We've removed 60,000 rooms from Holiday Inn in this country in the last three years. In the next couple of years, there will be another 40,000 rooms gone. Under Steve Porter, we've had a sustained attack on what was a long tail of Holiday Inns. We have 224 Holiday Inns in the pipeline, mainly the new prototype and other new builds. So within five years, Holiday Inn will be a completely new brand with a repositioned marketing story that employs fresh and relevant innovation without breaking the bank.
Q What are the plans for Crowne Plaza and InterContinental?
A Crowne Plaza is a success story. And while it is doing well in America, it is on fire in the rest of the world. It's the fastest growing upscale brand in Asia. In markets overseas, it's been positioned as a cutting-edge contemporary business-led brand.
We have 147 InterContinentals open. In the past three years, we've gotten rid of some of the poor hotels and replaced them with outstanding properties like the one in L.A. We've got new builds, and Buckhead led the way. Now we have the Moscone Center in San Francisco opening next year, and three more new builds coming up. Boston just opened and we've opened more resorts. We have seven open in China and six in the pipeline. In Europe we've signed eight deals in the last year.
Q There has been a lot of buzz about Hotel Indigo. Are you pleased with the progress of this brand?
A In a worldwide study we did in the last 18 months, we found common resonance in the importance of design, the importance of well-being, the sense of personal renewal. Indigo is a good example of how we can do that in the sense of place, sense of peace and sense of renewal you get. And it creates a good return because it commands upscale rates at limited-service cost structures. We have eight open now and 50 in the pipeline or in active discussion in this country.
And because it is mostly a conversion brand, we can put Indigos into a lot of places, big spaces, small spaces. What we're selling is a personal experience, not a cookie-cutter clone.
Q Unlike some companies, particularly here in the U.S. that are pure franchise companies, IHG has a management component. What advantage is that for the system and for your franchisees?
A It's not just management; we also own and it's likely that we will always own because we want to invest in assets if it helps drive our strategy. Having some skin in the game helps build the confidence of your owners in your brands and your company. You can show that you're sharing their pain and their reward.
Not to manage means that we're seeing the world through our eyes, not the eyes of our owners. And in some countries, the franchising culture is just beginning or there isn't one. In those markets, we manage.
Q What are the biggest challenges ahead for IHG?
A Our people, although the challenges are different around the world. In China, for example, it's a struggle to get great people. And it's not just the hotel business. Every company in every industry wants English-speaking, educated people. We must make it easy for them. We created alliances with several universities. They'll have about 400 graduates in hospitality coming out which we hope to bring to our system.

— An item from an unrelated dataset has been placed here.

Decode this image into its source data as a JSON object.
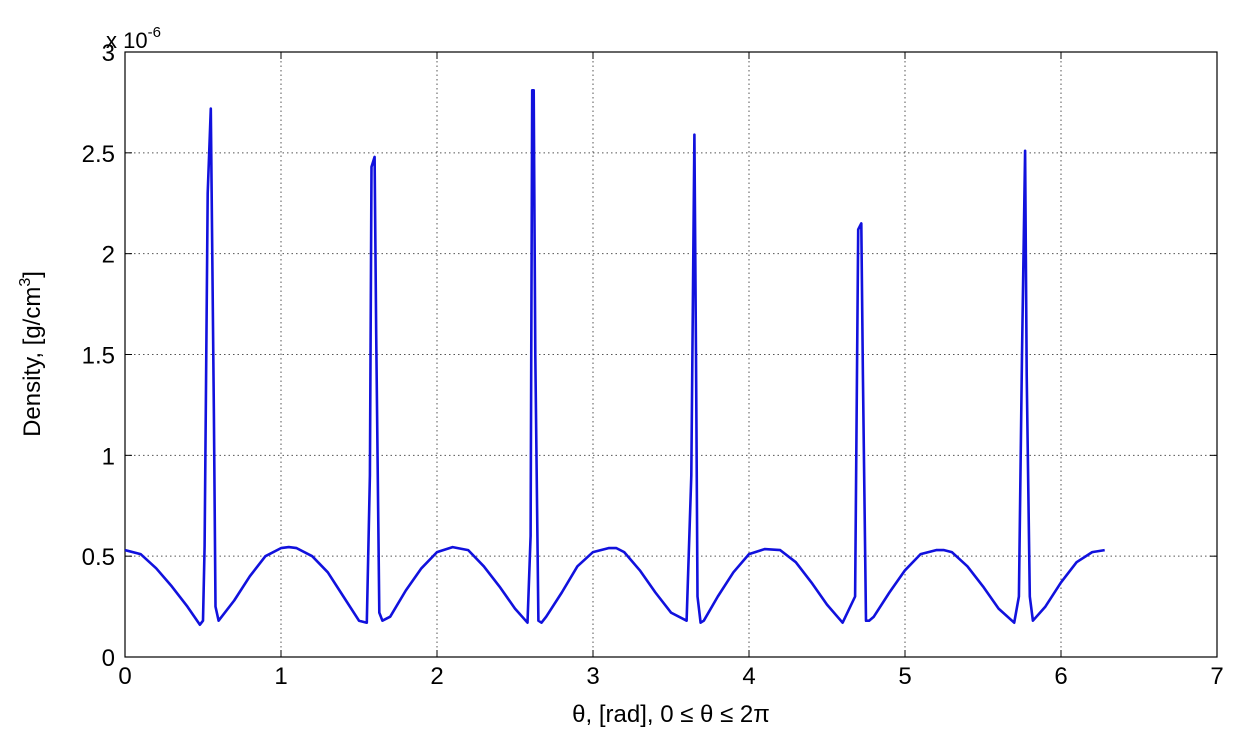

In developed markets, it's about engaging people. At the management level, the industry has to work harder to get more of the brightest and the best. The industry hasn't been getting the brightest and the best out of the universities, and I don't think we've ever asked why that is. Why would anyone volunteer to join GE or P&G? They don't do it to sell nappies or motors; they do it because they know they're going to get fantastic management training. IHG is going to take the lead in creating opportunities to bring people into hotel management and then to corporate management and train them as world-class managers and leaders.
For more information and related articles, go to LHonline.com.
The fact is that this is a fantastic industry and much sexier, nicer and more exciting than any of the other places I worked. If you can couple the management development opportunities of the old-style packaged goods business with the appeal of working in hospitality, you have a dynamite combination.